The author in New York Times By the Book today was Jesmyn Ward, author of Sing, Unburied, Sing and Salvage the Bones
These are her answers to two of the questions:
What’s the last great book you read?
“The Half Has Never Been Told: Slavery and the Making of America Capitalism,” by Edward E. Baptist. It taught me so much about slavery and how slavery enabled America to become America. Every time I left my house after reading it, I saw the world differently. I saw the legacy of human misery underpinning it all.
What’s the most interesting thing you learned from a book recently?
From “The Half Has Never Been Told”: “All told, more than $600 million, or almost half of the economic activity in the United States in 1836, derived directly or indirectly from cotton produced by the million-odd slaves — 6 percent of the total U.S. population — who in that year toiled in labor camps on slavery’s frontier.”
In other words, the most interesting thing she has learned from a book recently is an inaccurate assessment of the role of slavery in the American economy that was concocted in Ed Baptist’s imagination and presented in one of the worst books by an academic historian that I have ever read.
I blame Eric Foner. Foner is not the only one to blame, but he certainly deserves a large share of the blame. Foner praised the book in The New York Times and did not point out that Baptist was imply making things up. Foner is a famous historian with a long record of impressive scholarship. It is not unreasonable for non-historians to place their faith in his assessments of work in American history. We all count on recognized experts to give us some guidance in areas that are beyond our personal expertise. Foner, however, failed them. He took a shot at economists, repeated Baptist’s misleading historiography, and failed to note the fundamental flaws in the book.

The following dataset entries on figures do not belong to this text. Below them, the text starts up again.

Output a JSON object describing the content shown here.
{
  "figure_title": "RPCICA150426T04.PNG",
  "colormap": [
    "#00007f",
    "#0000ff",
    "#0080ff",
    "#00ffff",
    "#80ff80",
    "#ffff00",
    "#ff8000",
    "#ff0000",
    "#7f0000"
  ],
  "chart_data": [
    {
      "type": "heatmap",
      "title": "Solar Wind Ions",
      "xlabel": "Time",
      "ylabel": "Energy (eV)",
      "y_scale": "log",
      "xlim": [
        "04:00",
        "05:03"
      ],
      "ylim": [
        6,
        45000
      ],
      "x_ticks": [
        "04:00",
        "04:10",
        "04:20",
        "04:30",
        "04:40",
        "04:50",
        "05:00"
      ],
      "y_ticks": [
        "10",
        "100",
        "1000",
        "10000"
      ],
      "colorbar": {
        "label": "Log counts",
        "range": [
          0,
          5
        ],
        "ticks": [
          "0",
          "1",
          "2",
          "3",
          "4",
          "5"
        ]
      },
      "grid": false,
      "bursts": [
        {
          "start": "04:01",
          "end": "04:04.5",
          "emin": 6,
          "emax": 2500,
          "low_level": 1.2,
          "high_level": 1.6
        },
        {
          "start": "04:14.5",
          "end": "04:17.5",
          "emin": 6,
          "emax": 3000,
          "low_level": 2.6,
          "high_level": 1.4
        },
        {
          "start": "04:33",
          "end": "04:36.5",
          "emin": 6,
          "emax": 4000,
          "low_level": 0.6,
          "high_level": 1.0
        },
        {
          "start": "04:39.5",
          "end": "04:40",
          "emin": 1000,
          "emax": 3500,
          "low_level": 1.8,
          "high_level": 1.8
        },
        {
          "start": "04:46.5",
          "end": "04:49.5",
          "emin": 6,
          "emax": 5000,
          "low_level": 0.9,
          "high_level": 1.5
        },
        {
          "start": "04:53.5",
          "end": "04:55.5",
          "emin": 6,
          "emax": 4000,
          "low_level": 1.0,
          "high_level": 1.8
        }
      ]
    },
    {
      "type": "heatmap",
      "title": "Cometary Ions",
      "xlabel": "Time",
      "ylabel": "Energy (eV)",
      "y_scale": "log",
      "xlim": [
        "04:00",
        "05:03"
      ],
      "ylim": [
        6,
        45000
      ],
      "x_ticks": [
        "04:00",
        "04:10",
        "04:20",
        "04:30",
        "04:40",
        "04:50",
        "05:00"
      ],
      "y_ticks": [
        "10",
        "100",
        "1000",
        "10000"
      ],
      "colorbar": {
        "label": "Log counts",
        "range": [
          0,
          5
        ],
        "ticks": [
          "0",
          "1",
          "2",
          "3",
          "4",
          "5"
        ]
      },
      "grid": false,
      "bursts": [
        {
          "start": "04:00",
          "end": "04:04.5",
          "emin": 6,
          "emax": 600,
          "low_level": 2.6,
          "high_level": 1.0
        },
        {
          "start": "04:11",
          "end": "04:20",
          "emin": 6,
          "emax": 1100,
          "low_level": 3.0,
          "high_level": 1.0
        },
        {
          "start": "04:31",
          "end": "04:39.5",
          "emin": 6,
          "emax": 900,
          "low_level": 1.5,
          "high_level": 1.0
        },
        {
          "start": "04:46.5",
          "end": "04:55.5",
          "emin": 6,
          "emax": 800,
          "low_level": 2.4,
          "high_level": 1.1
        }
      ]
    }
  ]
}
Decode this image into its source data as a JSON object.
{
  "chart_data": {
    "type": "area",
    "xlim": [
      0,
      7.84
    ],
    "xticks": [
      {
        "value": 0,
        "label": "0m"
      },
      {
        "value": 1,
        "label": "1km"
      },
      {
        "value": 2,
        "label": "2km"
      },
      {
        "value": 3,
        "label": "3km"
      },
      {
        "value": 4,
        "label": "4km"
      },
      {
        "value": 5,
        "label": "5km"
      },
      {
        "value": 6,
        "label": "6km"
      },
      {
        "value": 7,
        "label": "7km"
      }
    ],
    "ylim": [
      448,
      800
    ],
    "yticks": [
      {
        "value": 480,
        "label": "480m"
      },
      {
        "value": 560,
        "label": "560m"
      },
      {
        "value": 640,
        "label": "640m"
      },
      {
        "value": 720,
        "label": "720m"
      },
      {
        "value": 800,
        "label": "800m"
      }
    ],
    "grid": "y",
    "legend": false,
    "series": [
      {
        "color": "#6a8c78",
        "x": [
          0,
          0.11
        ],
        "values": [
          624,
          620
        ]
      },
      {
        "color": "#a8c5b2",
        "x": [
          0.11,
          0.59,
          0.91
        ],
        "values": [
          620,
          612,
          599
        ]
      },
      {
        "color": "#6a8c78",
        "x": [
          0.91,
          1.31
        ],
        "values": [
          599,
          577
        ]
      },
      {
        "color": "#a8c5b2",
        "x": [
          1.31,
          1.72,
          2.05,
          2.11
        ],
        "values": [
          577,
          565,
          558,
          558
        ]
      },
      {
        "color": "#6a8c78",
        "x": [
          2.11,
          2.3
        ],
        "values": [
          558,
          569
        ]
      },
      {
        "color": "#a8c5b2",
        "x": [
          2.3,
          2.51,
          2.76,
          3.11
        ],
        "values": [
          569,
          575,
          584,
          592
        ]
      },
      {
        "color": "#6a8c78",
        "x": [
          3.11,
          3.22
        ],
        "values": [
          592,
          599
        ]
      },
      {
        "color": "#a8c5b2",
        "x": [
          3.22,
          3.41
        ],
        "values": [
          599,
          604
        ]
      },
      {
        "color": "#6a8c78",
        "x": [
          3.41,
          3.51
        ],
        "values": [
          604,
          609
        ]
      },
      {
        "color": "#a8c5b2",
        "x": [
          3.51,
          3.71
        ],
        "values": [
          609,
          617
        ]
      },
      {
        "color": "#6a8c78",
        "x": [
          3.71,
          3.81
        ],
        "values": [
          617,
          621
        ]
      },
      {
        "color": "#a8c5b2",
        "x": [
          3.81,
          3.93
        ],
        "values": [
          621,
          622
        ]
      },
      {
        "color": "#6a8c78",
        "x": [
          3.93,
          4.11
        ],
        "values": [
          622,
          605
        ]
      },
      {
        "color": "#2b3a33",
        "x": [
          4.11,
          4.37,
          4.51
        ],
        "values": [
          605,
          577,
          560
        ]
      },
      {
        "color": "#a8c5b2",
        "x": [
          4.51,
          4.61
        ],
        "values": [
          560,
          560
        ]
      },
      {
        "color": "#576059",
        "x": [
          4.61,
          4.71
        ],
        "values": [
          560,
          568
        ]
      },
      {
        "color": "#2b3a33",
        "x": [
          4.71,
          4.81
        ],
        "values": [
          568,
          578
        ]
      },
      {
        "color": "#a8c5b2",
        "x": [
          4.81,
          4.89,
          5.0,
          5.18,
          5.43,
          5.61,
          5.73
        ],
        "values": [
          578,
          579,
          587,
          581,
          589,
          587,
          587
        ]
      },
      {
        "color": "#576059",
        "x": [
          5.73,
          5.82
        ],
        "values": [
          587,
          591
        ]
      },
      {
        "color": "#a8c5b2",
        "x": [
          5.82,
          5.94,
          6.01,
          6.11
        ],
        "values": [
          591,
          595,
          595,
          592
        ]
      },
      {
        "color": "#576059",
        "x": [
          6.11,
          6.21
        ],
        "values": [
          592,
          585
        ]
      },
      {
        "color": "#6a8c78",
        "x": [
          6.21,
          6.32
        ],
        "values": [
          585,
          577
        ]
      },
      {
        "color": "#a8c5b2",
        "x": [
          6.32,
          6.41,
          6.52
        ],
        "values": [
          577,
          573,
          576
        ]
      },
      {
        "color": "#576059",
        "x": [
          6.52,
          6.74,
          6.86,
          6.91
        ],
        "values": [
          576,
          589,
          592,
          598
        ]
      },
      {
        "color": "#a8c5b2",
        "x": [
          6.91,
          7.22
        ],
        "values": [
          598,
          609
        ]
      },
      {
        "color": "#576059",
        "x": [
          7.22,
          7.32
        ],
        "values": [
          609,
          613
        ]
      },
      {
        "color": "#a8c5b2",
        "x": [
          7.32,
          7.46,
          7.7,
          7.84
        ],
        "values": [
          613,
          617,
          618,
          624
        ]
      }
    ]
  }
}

The flaws truly are fundamental. The claim that slavery was the driving force behind American economic development was central to Baptist’s book. I have seen the book cited on this point by numerous people. Yet Baptist did not actually estimate the importance of slavery; he did not even try. He made a up some numbers, added them up and compared them to an actual estimate of GDP. The way he added up the numbers did not make sense. He is clearly unfamiliar with the problem of double counting or the difference between the sales of newly produced goods and the sales of assets. Even if he had looked in a principles of economics textbook to learn the basics of national income accounting, however, it would not have solved the fundamental problem: he was just making up the numbers. Non-historians are likely say to themselves, “These numbers must be okay; it was reviewed by famous historians, like Eric Foner, and they did not say anything.” Eric Foner, however, does not have that excuse. Nor do other historians who refused to call bullshit on Baptist. Foner owed the readers of the New York Times a critical reading of the book, and he let them down. Personally, I think this unwillingness to call bullshit on other historians, just because you like their conclusions, is a serious threat to the integrity of history.
As for me, as long as people keep citing his book, I will keep pointing out that Baptist is a charlatan.